Considering the 10 tests performed, we conclude that the model that uses the created “season” variable is more effective and efficient and should be used for predicting Elantra sales.

Step 6. Implementation and tracking

The final model is chosen after the validation. Then you start implementing the model and tracking the results. You need to track results to see the performance of the model over time. In general, the accuracy of a model goes down over time. How much time will really depend on the variables - how dynamic or static they are, and the general environment - how static or dynamic that is.

This step is beyond the scope of the present work.

Conclusion

Considering the supplied dataset, we conducted an analysis of the variables considered and were able to propose a model to predict the amount of sales of the Hyundai Elantra model.

The proposed model uses a new variable that is related to the idea of “sales season”. This categorical variable can assume 3 values: High, Mid and Low season and was created to distinguish between times of the year when systematically there are more sales, such as close to the release of a new model, and times when there are less sales.

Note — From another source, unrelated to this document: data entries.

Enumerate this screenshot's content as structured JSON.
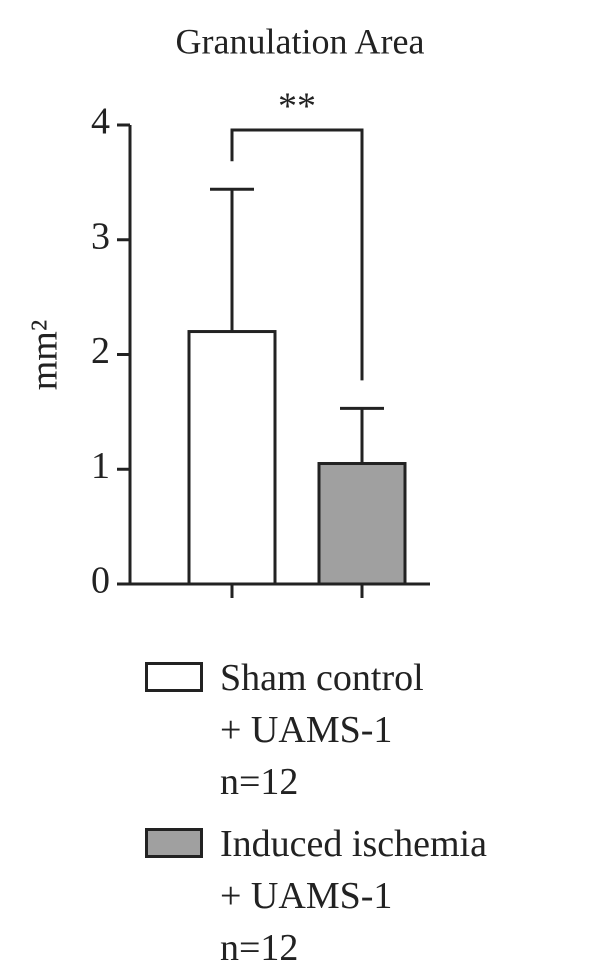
{
  "chart_data": {
    "type": "bar",
    "title": "Granulation Area",
    "ylabel": "mm²",
    "categories": [
      null,
      null
    ],
    "series": [
      {
        "name": "Sham control\n+ UAMS-1\nn=12",
        "color": "#ffffff",
        "values": [
          2.2,
          null
        ],
        "errors": [
          1.24,
          null
        ]
      },
      {
        "name": "Induced ischemia\n+ UAMS-1\nn=12",
        "color": "#a0a0a0",
        "values": [
          null,
          1.05
        ],
        "errors": [
          null,
          0.48
        ]
      }
    ],
    "significance": "**",
    "ylim": [
      0,
      4
    ],
    "yticks": [
      0,
      1,
      2,
      3,
      4
    ],
    "grid": false
  }
}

The model predict that sales are negatively related to the unemployment rate, and affected by sales season created by externalities, such as the release of new car design. The model is of simple application and understanding.

During test performed the proposed model incurred in errors that varied from about -7000 up to about 4300 units, with RMSE of about 4800 units, which corresponds to about 30% of the median sales value. This percentage is exceedingly high and further studies are needed to incorporate in the model other variables, less correlated with the existing ones, that might be able to improve such estimates.

One may also evaluate the use of more complex models that may consider the time series and use the idea that near future sales are deeply related to the near past sales, something that is not possible using this type of linear modelling.